= Jersey at the 2010 Commonwealth Games =

Sporting event delegation

Flag of Jersey

Jersey competed in the 2010 Commonwealth Games held in Delhi, India, from 3 to 14 October 2010.

Thirty-one athletes were named in the team after original nominees Mariana Agathangelou and Elizabeth Cann elected to compete for England instead.

==Aquatics==

===Swimming===

Team Jersey consisted of 1 swimmer.

Ian Black

==Archery==

Team Jersey consisted of 2 archers.

Micheal Coward, Lucy O'Sullivan

==Athletics==

Team Jersey consisted of 2 athletes.

Zane Duquemin, Kathryn Rothwell

==Badminton==

Team Jersey consisted of 2 badminton players.

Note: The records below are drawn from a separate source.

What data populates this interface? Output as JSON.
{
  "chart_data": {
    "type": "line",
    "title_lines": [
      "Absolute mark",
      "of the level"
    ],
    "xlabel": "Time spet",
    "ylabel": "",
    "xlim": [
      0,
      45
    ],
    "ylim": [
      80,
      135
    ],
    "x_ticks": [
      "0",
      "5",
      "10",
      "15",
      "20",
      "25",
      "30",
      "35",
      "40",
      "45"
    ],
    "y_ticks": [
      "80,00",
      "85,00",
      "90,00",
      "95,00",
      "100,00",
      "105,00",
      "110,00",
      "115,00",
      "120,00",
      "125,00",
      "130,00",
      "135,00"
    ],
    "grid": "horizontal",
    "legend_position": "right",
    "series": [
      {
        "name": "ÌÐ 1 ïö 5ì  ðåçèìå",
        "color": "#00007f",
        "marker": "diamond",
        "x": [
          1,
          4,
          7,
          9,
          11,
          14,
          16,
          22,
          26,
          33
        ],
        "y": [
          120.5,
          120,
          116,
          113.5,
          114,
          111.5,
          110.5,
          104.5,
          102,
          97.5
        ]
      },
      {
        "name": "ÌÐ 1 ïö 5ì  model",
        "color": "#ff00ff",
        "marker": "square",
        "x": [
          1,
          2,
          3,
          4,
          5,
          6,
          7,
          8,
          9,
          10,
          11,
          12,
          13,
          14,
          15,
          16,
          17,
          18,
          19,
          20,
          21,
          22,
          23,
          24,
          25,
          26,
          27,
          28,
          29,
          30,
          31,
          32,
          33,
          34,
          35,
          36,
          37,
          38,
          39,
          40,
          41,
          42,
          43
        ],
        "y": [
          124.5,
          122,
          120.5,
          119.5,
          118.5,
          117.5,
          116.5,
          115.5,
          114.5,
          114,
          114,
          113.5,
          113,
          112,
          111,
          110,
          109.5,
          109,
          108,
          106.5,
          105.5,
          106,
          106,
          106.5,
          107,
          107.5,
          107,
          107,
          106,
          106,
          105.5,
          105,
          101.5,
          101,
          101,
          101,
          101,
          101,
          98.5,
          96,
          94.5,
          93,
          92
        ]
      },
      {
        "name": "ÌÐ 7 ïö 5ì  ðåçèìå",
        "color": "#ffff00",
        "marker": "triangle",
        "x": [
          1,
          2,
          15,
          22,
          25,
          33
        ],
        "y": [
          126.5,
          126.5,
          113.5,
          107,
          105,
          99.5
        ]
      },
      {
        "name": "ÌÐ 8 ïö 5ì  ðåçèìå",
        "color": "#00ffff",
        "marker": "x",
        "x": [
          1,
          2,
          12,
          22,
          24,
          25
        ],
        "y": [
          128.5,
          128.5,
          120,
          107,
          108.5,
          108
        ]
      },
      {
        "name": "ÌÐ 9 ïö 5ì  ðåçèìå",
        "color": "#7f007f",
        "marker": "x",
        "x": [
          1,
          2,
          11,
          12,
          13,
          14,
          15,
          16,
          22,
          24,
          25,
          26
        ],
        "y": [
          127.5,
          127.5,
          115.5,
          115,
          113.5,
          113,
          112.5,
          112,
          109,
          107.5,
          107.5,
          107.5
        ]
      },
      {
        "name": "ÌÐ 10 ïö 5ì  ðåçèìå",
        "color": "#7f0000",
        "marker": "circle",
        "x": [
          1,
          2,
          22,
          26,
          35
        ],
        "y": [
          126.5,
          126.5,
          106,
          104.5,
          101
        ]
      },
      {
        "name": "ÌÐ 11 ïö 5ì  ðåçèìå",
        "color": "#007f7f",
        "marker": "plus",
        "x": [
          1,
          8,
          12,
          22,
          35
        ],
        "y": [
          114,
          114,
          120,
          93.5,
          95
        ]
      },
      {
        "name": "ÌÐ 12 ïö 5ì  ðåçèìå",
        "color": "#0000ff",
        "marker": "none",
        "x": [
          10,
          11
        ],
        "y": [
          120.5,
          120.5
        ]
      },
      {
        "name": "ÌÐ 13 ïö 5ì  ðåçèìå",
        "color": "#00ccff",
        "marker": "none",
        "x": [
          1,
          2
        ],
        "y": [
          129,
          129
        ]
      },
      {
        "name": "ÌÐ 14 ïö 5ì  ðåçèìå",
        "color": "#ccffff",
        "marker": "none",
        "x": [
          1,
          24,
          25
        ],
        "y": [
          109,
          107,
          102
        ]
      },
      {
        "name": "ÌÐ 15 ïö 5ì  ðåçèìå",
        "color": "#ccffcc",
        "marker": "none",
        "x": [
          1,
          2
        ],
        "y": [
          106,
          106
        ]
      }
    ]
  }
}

Kimberley Ashton, Solenn Pasturel

==Cycling==

Team Jersey consisted of 3 cyclists.

Robin Ovenden, Chris Spence, Richard Tanguy.

==Lawn Bowls==

Team Jersey consisted of 12 lawn bowls players over 6 events

Men: Cyril Renouf, Derek Boswell, Allan Quernard, Malcolm De Sousa, John Lowery, Michael Rive.

Women: Sue Noel, Christine Grimes, Helen Greechan, Karina Bisson, Rachel Macdonald, Joan Renouf.

==Shooting==

Team Jersey consisted of 6 shooters.

Bruce Horwood, Daniel Richardson, Steven Le Couilliard, Marc Yates, Andrew De La Haye, Mary Norman.

==Squash==

Team Jersey consisted of 3 squash players.

Kate Cadigan, Jeannine Cowie, Michael Hopkins.